Suppose I've rolled two dice and took the sum, for $25$ times; then plotted the results on below histogram.
If I added up all the heights, I get the total $25$ as expected : $$1+1+1+3+2+7+2+1+4+2+1=25$$ No issues so far.
Next, if I want a relative frequency histogram, I just need to scale the heights of the bars by $1/25$. Here if I add up all the heights, I will get $1$.
No issues here too.
In this video of khan academy and everywhere they say that the "area" under a relative frequency histogram equals 1. I don't know how this is true and it is throwing me off completely. I only see that the heights add up to 1. Maybe I'm missing something... Any help ?
EDIT : In above histogram the bin width is $1$, so it may not be a good example. Kindly also consider general histograms like below :


I would like to try to answer the question somewhat broader, if I may. A histogram is an approximation to a probability measure. The broader question is: How should such an approximation look like? This does immediately answer the question about the construction of a histogram.
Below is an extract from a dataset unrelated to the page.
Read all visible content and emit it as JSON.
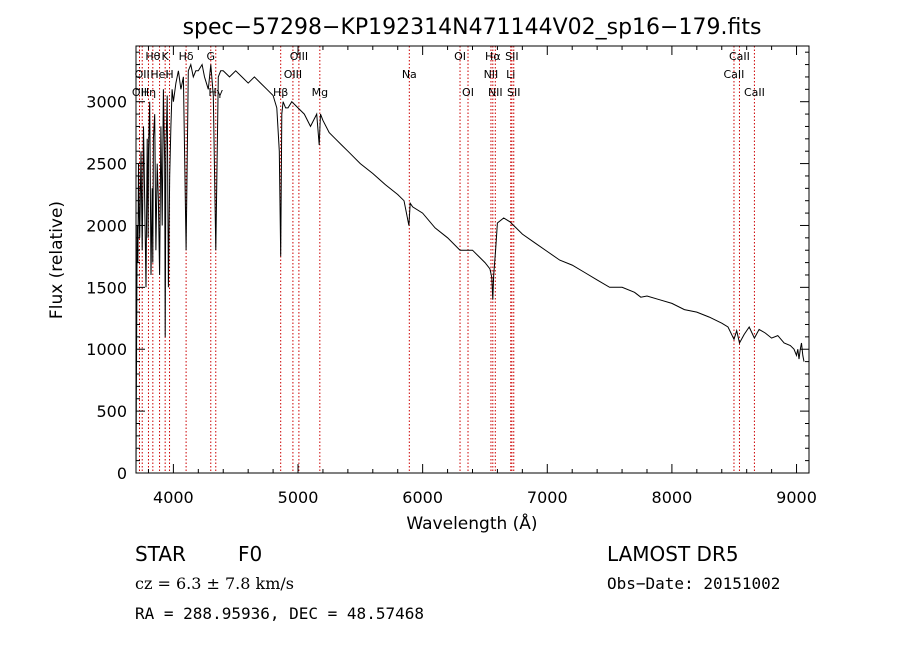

Which kind of probability measure do you want to approximate. Is it a discrete or a(n) (absolutely) continuous measure?
A discrete measure say on $\mathbb{Z}$ has a probability mass function $f:\mathbb{Z} \rightarrow [0,1]$. In which case the probability of some event $A \subseteq \mathbb{Z}$ is defined as $$P(A) = \sum_{a \in A} f(a).$$
If you want to approximate such a measure that for instances assigns probabilities to categorial parameters or parameters on countable spaces, the way you describe above is the right way to go to approximate consistently the probability mass function $f$. The normalisation is indeed correct.
Moving on to the continuous case. Say, you want to approximate a probability measure on $\mathbb{R}$. Given is now a probability density function $g$. An event $A := [a,b]$, $a \leq b$ has probability: $$P(A) = \int_{a}^b g(x) \mathrm{d}x$$ Note that $P(\mathbb{R}) = 1$. Hence, if you want to approximate $g$, you need to make sure that $g$ integrates to $1$. One could for instance employ the following histogram: $$\hat{g}(x) = \sum_{n= -\infty}^\infty a_n\mathbf{1}_{(n,n+1]}(x),$$
where $\mathbf{1}_{(n,n+1]}(x) = 1$, if $x \in (n,n+1]$ and $0$ otherwise and $$a_n = \frac{\text{Number of data points in }(n,n+1]}{\text{Total number of data points}}.$$
Obviously, this can be generalised to any partition of measurable sets of $\mathbb{R}$, not just the set system $\{(n, n+1] : n \in \mathbb{Z}\}$.
Which normalisation is the right for you, depends only on your particular data set and the type of measure you want to approximate.